I already feel low enough.  I have a son who looks to me for cues on how to allow people to treat you.  How to pick yourself back up when you fall down and when people are mean to you.  NOTHING else matters.  I refuse to be anyone’s doormat while he’s watching.  I owe it to him and Joe to take care of myself even when I am struggling to face the day.
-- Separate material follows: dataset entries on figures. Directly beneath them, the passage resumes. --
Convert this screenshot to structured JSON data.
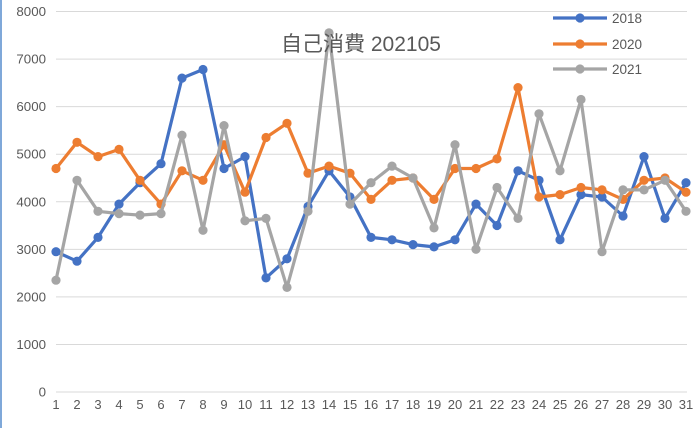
{
  "window": {
    "left_edge_color": "#7FA8D9",
    "background_color": "#FFFFFF"
  },
  "chart_data": {
    "type": "line",
    "title": "自己消費 202105",
    "title_color": "#595959",
    "axis_label_color": "#595959",
    "gridline_color": "#D9D9D9",
    "grid": "horizontal",
    "legend_position": "top-right",
    "xlabel": "",
    "ylabel": "",
    "ylim": [
      0,
      8000
    ],
    "ytick_step": 1000,
    "yticks": [
      0,
      1000,
      2000,
      3000,
      4000,
      5000,
      6000,
      7000,
      8000
    ],
    "x": [
      1,
      2,
      3,
      4,
      5,
      6,
      7,
      8,
      9,
      10,
      11,
      12,
      13,
      14,
      15,
      16,
      17,
      18,
      19,
      20,
      21,
      22,
      23,
      24,
      25,
      26,
      27,
      28,
      29,
      30,
      31
    ],
    "series": [
      {
        "name": "2018",
        "color": "#4472C4",
        "marker": "circle",
        "values": [
          2950,
          2750,
          3250,
          3950,
          4400,
          4800,
          6600,
          6780,
          4700,
          4950,
          2400,
          2800,
          3900,
          4650,
          4100,
          3250,
          3200,
          3100,
          3050,
          3200,
          3950,
          3500,
          4650,
          4450,
          3200,
          4150,
          4100,
          3700,
          4950,
          3650,
          4400
        ]
      },
      {
        "name": "2020",
        "color": "#ED7D31",
        "marker": "circle",
        "values": [
          4700,
          5250,
          4950,
          5100,
          4450,
          3950,
          4650,
          4450,
          5200,
          4200,
          5350,
          5650,
          4600,
          4750,
          4600,
          4050,
          4450,
          4500,
          4050,
          4700,
          4700,
          4900,
          6400,
          4100,
          4150,
          4300,
          4250,
          4050,
          4450,
          4500,
          4200
        ]
      },
      {
        "name": "2021",
        "color": "#A5A5A5",
        "marker": "circle",
        "values": [
          2350,
          4450,
          3800,
          3750,
          3720,
          3750,
          5400,
          3400,
          5600,
          3600,
          3650,
          2200,
          3800,
          7550,
          3950,
          4400,
          4750,
          4500,
          3450,
          5200,
          3000,
          4300,
          3650,
          5850,
          4650,
          6150,
          2950,
          4250,
          4250,
          4450,
          3800
        ]
      }
    ]
  }
}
And to this little miracle here in the picture below.  



I went to my ultrasound yesterday and it was incredible.  My baby is beautiful.  All the organs are functioning like they should, everything is in the right place and this little snippet from the scan is the most amazing piece of artwork I’ve ever seen.  How did I get so lucky?  How has this been happening while I deal with grief and loss and the everyday crap that happens?

Possibly a little grace from the universe.  Perhaps a little help from Joe Grayson. We can all feel the kicks now and baby is happily growing.  I’m not na├»ve enough to expect one more day of this.  Horrible things happen all the time.  But if I get up tomorrow and feel more kicks and some pain in my back and a little queasiness from the hormones, I’ll know I get a little more time being Mama.  There’s so much joy in my life alongside the grief.  A hand that is almost the size of mine (even though he’s not even 3 years old yet) feeling his baby brother/sister moving and planning for next year when we go to the hospital to bring baby home is almost too much to take.

If I didn’t have people who overlook the crazy and still want to be in my life, I would give in to the jerks.  So if you’re a jerk and you can’t figure out why I don’t just disappear, blame the good people in my life.  Until I can stand on my own, I will keep relying on those who think I’m awesome.  If inspirational Facebook e-cards have taught me anything, it’s that you can’t please everyone.  To hell with the rest of them.

The search is on for an OB/GYN in the Portland, Scarborough, Falmouth, South Portland area who has experience dealing with rainbow pregnancies.  I bought my own Doppler so we have time.  And for the record, I have a lot of respect for midwives.  Just not a lot for those who struggle with simple things like feelings.